Lord Bute thinks that “the revestiarium is evidently the east end of the church behind the high altar, sometimes wrongly called the Lady Chapel,” and refers for the use of this term to the contemporary accounts of the death of the Red Comyn, in which he is sometimes stated to have been dragged by the friars into the vestry, and sometimes behind the altar, thus showing the space behind the altar to have been the vestry.

“He laid with a pleasing pavement the whole space not only of the choir, but also of the transept [transversarum capellarum] of the church, along with both sides [lateribus sive panis] of the cloister, and also the outer chapter house [inferius capitulum]. He rebuilt, as it were, from the foundations the fair and remarkable palace within the court of the prior’s lodging, along with the handsome [decentoribus] oratory and chamber which are there situated; and likewise domestic manor-houses in their [or his ‘suis’] ‘locaperhendinalia’ [places where he might occasionally have to stay, perendie = the day after to-morrow], such as Ballon, Segy, and Kynmoth.”

The following note on the above passage is subjoined by Lord Bute:—

“Bower states (pp. 368-369) that Prior John of Haddington, who sat 1263-1304, ‘made the great chamber which is situated in the east part of the monastery, beside the burying-ground;’ that Prior John of Forfar (1313-1321) ‘built the new chamber adjoining the cloister, which the priors have usually had, and which Prior William of Lothian (1340-1354) afterwards enclosed on every side with a very strong wall;’ also, that William of Lothian roofed ‘the eastern chamber’ at great expense.” Lord Bute goes on to say—“My impression is, that the ‘new chamber’ is that afterwards called the senzie chamber; several priors and bishops are mentioned as having died ‘in the prior’s chamber,’ but that Halderston rebuilt the eastern chamber, erecting a fine house there, and also rebuilding some rather decayed old oratory on a finer scale [decentiori]. He was the first who obtained for the priors the use of the pastoral insignia—viz., the mitre, staff, and ring. ‘He strikingly increased for their glory the pomp of divine service, at the celebration of the mass of our lady in her chapel. [Probably it was the custom for the priors to sing or say it on certain days, or every day].... In his days the Lord William Bower, vicar of St.

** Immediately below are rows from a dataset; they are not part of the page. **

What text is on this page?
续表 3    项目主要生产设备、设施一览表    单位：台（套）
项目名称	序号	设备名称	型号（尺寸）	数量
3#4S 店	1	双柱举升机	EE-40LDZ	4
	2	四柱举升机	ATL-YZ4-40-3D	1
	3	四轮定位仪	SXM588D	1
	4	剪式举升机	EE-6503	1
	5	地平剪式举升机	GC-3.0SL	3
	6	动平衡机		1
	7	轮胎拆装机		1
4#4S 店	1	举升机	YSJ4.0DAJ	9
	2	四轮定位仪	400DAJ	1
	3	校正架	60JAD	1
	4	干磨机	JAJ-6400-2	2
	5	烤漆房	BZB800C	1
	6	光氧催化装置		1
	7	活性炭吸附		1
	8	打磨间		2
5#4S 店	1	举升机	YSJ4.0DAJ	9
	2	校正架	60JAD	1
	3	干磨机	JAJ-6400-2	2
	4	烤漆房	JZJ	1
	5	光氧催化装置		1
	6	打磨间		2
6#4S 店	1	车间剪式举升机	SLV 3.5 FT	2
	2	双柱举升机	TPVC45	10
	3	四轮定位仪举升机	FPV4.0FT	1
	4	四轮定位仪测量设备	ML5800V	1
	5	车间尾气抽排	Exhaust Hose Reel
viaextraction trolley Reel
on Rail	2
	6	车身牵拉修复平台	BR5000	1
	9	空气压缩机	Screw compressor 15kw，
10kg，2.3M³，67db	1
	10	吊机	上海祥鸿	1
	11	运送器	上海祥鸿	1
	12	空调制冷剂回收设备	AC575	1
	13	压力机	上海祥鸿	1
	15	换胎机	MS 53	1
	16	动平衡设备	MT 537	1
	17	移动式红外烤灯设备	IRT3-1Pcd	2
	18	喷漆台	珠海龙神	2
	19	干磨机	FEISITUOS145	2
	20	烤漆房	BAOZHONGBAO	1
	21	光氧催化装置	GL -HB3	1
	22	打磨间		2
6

Andrews, completed the altar of [Christ] crucified in the nave of the church, adorned with its permanent [solido] throne and sumptuous figures; and likewise William of Ballochy, his sub-prior, with the desire of the said prior, completed in a very beautiful and comely manner the space of the dormitory at the sides and the other pavements.’”

With regard to the work of William Bower, Lord Bute says:—

“I only know of one other instance of a permanent stone gallery of one arch crossing the nave; this is at Frankfort, and I got there an architectural work on it. At Frankfort, the imperial throne stood upon it as the Commissioner’s throne used to stand in St. Giles’, Edinburgh, before it was all pulled down a few years ago; the throne of the King of France on the rood loft at Rheims, &c. &c. But this throne was not permanent. I believe that at St. Andrews there was this single span arch, bearing a platform, upon which was a great canopy (as in St. Giles’), and under the canopy the royal throne, looking eastwards, and the altar of the crucifix back to back with it (as with the imperial throne and domestic altar in the gallery at Aachen). In the rood loft at Rheims the king’s domestic altar was not back to back with the throne, but at the south end of the gallery at his right hand. Above the roof of the baldaquin or canopy (at St. Andrews), over the throne and altar, I imagine the great rood, with a multitude of ‘sumptuous figures,’ to have towered up towards the roof.”

From the above quotations from Bower, and Lord Bute’s remarks thereon, attention is drawn to a number of interesting points connected with the cathedral and priory, and the names and dates of the priors to whom certain parts of the structure are due. We gather from them—

1. That the Lady Chapel was situated on the north side of the choir.

2. That the nave was, to a large extent, rebuilt and roofed by Prior James Bisset, about the beginning of the fifteenth century, but remained an “empty synagogue” till completed and furnished with glazed windows, altars, and decorations by his successor, Prior Halderston.